Bak dissociation from Mcl-1 correlates with cytochrome c release in permeabilized cells. A, cytochrome c release from mitochondria in Bim/Bid DKO MEFs, as in Fig. 1. Various BH3 peptides were added at 50 μm to digitonin-permeabilized Bim/Bid DKO MEFs for immunoprecipitation studies whose outcomes are shown in B and C. The combination of Noxa and Bad BH3 peptides triggered cytochrome c release, as previously reported. B, effects of Mcl-1 and Bak in the supernatant after immunoprecipitation with anti-Mcl-1 antibody. The cell pellet in A after the incubation with the peptide was dissolved in 1% CHAPS, and immunoprecipitation was performed. Mcl-1 was depleted from the lysate. The decrease in Bak levels was not detectable on the blot, presumably because only ∼10–15% of Bak was co-immunoprecipitated. C, Bak co-immunoprecipitation with Mcl-1 was inversely correlated to cytochrome c release; the less Mcl-1 associated with Bak, the more cytochrome c was released.
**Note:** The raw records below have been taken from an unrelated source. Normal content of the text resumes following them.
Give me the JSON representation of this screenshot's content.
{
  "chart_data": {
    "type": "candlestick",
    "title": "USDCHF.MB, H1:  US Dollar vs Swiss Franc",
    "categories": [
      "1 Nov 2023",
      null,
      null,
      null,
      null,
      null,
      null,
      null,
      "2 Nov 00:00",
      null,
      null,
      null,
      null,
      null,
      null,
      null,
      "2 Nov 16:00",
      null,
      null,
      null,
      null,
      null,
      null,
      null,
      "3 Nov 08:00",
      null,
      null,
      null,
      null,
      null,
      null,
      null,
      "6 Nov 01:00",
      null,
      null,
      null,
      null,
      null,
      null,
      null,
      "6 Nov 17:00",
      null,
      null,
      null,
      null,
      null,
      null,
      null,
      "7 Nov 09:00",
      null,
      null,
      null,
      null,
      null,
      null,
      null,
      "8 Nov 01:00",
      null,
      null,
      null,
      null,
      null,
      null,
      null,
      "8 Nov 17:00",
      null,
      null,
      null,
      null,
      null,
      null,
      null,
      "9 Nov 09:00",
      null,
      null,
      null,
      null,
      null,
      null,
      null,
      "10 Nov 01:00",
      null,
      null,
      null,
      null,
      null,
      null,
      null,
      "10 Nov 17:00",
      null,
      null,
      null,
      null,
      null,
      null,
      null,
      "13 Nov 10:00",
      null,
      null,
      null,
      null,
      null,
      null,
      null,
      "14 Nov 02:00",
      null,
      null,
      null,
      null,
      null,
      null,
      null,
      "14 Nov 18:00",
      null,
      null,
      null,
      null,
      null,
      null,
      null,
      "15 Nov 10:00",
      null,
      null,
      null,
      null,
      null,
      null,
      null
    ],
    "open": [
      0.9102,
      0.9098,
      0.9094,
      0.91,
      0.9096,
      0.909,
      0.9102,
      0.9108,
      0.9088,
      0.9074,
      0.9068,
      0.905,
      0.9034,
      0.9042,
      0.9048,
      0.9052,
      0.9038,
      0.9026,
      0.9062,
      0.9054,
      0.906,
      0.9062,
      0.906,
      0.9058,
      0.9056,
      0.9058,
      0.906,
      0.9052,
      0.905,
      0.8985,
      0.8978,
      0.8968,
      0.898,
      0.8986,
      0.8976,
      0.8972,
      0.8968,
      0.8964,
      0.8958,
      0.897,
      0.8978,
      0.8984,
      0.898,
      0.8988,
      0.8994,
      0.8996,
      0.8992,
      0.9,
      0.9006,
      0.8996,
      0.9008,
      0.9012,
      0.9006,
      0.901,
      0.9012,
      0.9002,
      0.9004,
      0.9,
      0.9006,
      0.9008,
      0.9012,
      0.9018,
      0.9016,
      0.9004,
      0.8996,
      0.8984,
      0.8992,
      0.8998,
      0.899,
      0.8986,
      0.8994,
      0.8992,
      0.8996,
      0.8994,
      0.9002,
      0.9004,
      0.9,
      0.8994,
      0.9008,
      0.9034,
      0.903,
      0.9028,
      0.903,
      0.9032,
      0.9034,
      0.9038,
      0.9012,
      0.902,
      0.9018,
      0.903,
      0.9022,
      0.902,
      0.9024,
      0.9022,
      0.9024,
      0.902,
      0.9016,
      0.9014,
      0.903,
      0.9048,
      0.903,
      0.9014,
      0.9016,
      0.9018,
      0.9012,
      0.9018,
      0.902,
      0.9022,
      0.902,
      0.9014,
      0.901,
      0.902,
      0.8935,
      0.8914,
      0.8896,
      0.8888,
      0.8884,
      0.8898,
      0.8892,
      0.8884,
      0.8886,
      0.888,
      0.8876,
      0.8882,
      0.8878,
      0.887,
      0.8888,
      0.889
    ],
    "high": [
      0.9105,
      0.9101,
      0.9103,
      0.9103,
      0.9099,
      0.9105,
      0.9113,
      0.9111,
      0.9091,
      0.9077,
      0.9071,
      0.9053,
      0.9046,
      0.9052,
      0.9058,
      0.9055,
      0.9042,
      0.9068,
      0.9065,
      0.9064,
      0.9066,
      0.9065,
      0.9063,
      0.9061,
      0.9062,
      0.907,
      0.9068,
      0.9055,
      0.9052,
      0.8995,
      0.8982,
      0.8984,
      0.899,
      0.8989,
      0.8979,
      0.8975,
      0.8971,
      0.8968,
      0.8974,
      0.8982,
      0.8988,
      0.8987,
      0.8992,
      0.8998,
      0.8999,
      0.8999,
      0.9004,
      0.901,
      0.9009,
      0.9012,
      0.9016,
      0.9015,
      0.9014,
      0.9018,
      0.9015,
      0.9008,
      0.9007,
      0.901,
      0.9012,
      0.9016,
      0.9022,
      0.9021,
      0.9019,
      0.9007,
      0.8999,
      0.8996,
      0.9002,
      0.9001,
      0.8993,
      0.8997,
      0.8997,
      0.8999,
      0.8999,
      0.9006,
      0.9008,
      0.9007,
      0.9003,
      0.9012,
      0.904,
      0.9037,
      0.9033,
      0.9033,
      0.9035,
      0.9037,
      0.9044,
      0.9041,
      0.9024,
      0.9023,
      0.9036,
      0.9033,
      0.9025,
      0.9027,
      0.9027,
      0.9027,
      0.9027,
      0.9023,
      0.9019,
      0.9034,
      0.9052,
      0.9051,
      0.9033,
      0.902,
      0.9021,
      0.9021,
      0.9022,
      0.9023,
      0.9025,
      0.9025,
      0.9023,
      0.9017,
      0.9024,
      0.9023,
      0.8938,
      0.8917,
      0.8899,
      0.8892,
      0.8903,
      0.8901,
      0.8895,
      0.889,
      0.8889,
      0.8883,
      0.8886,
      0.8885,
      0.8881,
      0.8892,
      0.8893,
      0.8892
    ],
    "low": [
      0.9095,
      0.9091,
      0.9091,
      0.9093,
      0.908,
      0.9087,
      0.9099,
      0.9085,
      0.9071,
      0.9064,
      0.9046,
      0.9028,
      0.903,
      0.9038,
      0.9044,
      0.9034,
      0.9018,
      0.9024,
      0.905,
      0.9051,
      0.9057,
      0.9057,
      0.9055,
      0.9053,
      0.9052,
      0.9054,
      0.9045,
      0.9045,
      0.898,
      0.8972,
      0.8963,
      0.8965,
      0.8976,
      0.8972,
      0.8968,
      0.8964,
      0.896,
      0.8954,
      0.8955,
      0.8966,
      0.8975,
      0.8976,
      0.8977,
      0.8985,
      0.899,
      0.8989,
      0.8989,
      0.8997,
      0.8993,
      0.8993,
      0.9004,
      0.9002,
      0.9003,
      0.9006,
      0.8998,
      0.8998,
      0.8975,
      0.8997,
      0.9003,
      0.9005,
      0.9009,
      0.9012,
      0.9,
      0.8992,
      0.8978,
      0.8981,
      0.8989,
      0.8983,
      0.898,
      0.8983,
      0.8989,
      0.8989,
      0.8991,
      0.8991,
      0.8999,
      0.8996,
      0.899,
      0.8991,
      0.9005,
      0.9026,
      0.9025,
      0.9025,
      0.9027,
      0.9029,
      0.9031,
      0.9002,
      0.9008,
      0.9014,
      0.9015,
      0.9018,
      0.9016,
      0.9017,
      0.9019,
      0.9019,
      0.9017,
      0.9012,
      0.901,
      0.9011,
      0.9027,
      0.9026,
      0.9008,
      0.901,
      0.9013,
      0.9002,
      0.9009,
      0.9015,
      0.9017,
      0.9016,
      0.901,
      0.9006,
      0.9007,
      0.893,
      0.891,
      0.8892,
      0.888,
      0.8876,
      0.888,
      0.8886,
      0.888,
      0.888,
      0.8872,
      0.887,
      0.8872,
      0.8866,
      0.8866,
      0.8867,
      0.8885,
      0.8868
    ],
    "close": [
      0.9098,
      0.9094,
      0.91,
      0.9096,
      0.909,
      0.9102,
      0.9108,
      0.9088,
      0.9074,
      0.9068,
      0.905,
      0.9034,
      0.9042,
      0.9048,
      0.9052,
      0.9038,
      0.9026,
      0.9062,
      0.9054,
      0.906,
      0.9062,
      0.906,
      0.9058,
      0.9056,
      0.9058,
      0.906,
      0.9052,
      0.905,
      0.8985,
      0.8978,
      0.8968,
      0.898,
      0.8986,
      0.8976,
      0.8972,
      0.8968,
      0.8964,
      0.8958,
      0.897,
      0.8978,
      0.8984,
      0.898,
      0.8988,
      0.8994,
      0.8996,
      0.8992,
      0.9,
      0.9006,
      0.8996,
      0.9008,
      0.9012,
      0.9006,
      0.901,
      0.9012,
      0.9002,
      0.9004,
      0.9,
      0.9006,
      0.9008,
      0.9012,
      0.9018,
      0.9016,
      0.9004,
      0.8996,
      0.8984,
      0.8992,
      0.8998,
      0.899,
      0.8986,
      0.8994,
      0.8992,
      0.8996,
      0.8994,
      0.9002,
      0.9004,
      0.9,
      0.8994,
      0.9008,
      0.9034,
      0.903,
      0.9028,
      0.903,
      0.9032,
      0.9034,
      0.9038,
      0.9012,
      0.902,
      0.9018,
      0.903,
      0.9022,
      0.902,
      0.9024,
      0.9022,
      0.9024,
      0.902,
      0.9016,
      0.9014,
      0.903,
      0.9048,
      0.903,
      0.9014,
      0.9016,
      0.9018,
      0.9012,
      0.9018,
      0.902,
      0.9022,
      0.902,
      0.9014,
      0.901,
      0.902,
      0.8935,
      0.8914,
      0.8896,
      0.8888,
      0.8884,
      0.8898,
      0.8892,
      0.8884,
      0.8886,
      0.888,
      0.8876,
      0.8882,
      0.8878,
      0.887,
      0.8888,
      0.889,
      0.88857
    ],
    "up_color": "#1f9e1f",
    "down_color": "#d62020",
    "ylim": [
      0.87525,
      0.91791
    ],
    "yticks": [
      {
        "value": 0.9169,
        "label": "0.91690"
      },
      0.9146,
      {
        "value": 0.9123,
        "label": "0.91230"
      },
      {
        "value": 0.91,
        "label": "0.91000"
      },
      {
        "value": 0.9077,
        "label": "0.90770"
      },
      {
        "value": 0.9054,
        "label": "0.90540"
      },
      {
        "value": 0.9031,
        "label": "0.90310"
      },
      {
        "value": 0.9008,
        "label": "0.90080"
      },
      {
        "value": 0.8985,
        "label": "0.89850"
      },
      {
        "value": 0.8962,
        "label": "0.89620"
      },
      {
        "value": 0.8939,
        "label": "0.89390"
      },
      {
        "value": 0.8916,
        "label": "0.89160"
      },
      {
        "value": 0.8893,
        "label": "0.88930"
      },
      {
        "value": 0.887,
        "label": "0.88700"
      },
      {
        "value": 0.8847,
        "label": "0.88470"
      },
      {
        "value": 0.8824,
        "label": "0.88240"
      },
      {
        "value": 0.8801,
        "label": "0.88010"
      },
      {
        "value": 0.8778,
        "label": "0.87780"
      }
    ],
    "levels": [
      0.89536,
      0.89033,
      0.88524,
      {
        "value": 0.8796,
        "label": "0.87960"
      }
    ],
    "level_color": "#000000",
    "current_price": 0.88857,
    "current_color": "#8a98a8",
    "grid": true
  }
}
D, apoptosis induced by overexpressing BH3-only protein correlated with cytochrome c release induced by BH3 peptides. We used mouse genes except for Bmf, which was human. The transfection efficiency across samples was comparable based on the FACS-based measurement of the expression of IRES-driven GFP expression from the same plasmid. All the data in this figure are representative of 3–7 experiments.

FIGURE 7.

Summary of interactions governing the Bcl-2 family proteins. We propose that there are three-way interactions between BH3-only proteins, anti-apoptotic proteins, and Bax/Bak. A, MOMP results when both the Bcl-xL- and Mcl-1-type anti-apoptotic Bcl-2 proteins are inhibited, and Bax/Bak are directly activated. BH3-only proteins displace activator BH3-only proteins and/or Bax/Bak. B, even when all anti-apoptotic proteins are inhibited and Bax/Bak are liberated, Bax/Bak still need to be directly activated before MOMP occurs. C, inhibiting only one type of pro-survival Bcl-2 protein is not sufficient to induce MOMP.